Q: Any parting words or tidbits of wisdom?
Learn to live with less, because soon you will be forced to live with less. Less electricity, less water, less money, less jobs, less gasoline, less meat. There is only so much to go around and it is going to happen in my lifetime.
For the younger generation, do not let the “old ways” die along with you. Learn to fish, learn to forage, learn food in your area and use it!
4 comments
Thanks for hosting Prepper Princess on your blog. As a female youtuber, her perspective is always down to earth and refreshing in it’s honesty. God bless.
Thanks for your channel. You are liked!
There are more women than you might think, quietly prepping, passing on the “old ways” to children, nieces and nephews, friends, and students. Thank you for your wisdom and inspiration. It is always good to know you are not alone.

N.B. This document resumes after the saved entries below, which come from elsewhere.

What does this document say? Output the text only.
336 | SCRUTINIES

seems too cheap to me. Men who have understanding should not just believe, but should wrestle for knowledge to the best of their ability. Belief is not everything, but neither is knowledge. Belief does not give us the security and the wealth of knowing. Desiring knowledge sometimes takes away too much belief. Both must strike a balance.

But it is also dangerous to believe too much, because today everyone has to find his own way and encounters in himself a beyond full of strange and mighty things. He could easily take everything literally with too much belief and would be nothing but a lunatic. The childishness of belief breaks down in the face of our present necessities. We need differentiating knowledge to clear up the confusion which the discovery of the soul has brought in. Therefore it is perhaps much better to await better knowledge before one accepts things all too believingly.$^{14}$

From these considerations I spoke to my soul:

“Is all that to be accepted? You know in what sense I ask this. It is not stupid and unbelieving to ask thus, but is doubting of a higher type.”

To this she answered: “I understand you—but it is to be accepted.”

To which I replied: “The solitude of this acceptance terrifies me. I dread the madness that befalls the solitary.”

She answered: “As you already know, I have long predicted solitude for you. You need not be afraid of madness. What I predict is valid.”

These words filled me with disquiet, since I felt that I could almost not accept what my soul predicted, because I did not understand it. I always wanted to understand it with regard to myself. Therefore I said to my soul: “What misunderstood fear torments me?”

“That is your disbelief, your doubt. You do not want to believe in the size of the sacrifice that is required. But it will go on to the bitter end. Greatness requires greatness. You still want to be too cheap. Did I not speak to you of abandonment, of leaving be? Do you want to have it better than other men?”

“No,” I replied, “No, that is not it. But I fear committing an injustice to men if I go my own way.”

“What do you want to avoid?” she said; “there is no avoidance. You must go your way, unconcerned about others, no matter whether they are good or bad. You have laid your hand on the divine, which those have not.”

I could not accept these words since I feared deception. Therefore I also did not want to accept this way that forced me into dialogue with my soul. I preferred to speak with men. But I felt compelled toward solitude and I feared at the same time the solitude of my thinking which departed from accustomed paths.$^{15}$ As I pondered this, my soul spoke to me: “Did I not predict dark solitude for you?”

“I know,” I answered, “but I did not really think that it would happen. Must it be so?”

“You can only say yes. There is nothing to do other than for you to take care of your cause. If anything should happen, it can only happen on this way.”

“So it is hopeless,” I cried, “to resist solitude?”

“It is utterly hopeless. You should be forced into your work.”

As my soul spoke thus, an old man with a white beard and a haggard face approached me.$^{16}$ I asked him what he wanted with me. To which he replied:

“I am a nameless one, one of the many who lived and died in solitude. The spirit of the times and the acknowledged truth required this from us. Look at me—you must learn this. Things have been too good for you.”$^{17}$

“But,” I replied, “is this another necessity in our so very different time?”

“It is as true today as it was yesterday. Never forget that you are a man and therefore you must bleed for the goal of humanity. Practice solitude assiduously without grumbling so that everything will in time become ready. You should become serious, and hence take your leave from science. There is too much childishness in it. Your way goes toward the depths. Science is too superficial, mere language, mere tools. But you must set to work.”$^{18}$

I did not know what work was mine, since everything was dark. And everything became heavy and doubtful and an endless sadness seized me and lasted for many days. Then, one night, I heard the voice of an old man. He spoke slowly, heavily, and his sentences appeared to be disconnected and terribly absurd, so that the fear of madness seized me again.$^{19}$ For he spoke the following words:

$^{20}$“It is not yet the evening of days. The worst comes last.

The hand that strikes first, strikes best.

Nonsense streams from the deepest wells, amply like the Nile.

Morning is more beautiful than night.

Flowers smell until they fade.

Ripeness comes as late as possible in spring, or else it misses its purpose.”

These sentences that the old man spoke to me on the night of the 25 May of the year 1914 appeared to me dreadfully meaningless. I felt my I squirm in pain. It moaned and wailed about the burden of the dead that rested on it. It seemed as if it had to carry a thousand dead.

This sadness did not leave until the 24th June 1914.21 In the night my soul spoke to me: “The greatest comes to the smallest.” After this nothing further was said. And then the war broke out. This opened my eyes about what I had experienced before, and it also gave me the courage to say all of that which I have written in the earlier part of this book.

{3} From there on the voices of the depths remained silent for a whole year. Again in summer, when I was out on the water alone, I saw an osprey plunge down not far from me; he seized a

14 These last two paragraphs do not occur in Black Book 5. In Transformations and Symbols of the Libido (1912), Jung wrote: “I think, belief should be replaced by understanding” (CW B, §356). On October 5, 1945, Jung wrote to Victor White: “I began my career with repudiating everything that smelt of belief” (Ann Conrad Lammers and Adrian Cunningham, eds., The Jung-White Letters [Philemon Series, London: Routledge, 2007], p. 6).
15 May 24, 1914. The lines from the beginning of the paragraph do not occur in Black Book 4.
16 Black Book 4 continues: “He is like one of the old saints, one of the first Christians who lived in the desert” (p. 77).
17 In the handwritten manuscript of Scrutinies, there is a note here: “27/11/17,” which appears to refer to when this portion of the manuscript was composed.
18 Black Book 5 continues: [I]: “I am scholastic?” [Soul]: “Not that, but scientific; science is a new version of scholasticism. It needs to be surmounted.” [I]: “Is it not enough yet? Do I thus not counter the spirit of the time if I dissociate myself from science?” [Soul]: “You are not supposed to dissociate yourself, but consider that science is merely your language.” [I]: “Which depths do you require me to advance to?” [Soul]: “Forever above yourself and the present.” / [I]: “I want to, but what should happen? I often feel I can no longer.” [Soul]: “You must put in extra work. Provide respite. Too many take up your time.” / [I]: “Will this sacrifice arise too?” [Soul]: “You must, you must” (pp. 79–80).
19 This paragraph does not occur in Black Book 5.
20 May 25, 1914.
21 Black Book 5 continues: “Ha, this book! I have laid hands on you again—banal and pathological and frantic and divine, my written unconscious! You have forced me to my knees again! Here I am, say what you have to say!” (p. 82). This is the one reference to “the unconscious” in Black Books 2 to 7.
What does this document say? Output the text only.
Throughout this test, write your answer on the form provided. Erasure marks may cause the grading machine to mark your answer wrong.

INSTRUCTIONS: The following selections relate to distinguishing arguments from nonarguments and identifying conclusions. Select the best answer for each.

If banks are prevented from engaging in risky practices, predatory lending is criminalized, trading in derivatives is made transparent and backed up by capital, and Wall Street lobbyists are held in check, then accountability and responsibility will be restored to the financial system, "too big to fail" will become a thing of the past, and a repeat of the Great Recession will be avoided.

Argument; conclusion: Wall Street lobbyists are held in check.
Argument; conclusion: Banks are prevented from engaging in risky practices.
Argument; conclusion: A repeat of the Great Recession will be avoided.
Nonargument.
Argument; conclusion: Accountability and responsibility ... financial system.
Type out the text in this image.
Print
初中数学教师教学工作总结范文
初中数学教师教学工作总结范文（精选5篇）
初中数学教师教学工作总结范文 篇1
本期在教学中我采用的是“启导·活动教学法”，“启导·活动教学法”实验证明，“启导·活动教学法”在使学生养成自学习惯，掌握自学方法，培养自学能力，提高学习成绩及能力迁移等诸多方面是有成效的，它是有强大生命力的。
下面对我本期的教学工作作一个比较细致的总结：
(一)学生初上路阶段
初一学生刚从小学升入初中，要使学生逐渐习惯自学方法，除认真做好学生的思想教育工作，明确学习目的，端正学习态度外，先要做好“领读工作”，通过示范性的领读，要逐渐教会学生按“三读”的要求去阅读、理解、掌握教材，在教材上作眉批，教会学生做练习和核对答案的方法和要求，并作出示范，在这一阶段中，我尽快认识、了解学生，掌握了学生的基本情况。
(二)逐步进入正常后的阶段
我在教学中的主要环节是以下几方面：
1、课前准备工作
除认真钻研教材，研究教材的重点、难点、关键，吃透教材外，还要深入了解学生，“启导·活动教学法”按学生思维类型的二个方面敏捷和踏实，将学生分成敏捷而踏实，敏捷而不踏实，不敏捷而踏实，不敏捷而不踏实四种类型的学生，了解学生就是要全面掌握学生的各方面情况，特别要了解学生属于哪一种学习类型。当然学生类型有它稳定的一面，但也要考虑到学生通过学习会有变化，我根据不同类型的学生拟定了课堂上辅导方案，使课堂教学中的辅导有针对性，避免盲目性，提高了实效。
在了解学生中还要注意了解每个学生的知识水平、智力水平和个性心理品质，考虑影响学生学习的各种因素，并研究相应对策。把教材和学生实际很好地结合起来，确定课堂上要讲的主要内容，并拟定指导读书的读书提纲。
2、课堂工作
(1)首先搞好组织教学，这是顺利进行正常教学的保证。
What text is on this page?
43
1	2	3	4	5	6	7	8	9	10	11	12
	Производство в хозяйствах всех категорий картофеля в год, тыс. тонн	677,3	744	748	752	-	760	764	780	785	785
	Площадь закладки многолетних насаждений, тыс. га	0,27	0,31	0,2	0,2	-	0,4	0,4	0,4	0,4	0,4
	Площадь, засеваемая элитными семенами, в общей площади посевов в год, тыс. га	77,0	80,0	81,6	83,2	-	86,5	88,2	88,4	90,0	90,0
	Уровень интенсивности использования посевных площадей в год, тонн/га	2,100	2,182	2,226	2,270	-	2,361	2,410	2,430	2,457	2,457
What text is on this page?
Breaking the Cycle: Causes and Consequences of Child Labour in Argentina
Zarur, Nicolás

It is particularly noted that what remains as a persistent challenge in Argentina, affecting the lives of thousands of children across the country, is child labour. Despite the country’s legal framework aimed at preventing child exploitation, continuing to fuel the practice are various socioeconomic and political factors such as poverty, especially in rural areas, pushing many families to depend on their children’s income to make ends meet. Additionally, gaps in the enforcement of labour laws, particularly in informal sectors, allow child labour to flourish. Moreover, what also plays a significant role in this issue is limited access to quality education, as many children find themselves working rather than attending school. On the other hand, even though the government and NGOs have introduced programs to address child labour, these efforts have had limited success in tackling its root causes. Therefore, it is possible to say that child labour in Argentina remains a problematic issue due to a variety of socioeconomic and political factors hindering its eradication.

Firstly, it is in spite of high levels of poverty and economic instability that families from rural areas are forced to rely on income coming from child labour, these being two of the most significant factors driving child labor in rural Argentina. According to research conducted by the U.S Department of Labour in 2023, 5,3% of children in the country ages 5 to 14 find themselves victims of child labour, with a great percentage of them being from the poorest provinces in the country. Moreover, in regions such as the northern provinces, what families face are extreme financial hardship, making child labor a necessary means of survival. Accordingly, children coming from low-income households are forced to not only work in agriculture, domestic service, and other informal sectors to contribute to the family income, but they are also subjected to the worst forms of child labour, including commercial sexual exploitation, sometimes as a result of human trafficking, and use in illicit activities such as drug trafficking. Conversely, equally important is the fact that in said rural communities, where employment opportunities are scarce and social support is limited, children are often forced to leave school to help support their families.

PP is a mixed bag for me. I’ve been doing what she’s doing for over a decade in regards to being frugal. Some of her videos really rub me the wrong way though. One example: the one time she stole from a homeless encampment. She found some flip flops and clothing and decided to just take them because no one was around. How did she know they weren’t coming back only to find out someone stole their belongings? Second example is this new puppy she found on her property. She decided only after one day that no one was looking for it and it didn’t have a microchip. As a former pet owner, I never got my animals chipped. That doesn’t mean a thing as far as ownership. One day isn’t long enough to scour the pages and pages of missing animal posts online or go to all the shelters. I don’t think she looked hard enough for someone missing a cute puppy, but decided it was “hers” anyway. I’m sure she’ll give it a good life, but it could indeed be someone’s puppy.
PP is a good youtuber for people who are new to prepping and want to save some money. For those of us who are beyond that, Off-Grid with Doug and Stacy and Wild Wonderful Off-Grid are pretty amazing channels for those who are interested in DIY building off-grid, growing food, raising a farm, homesteading, etc.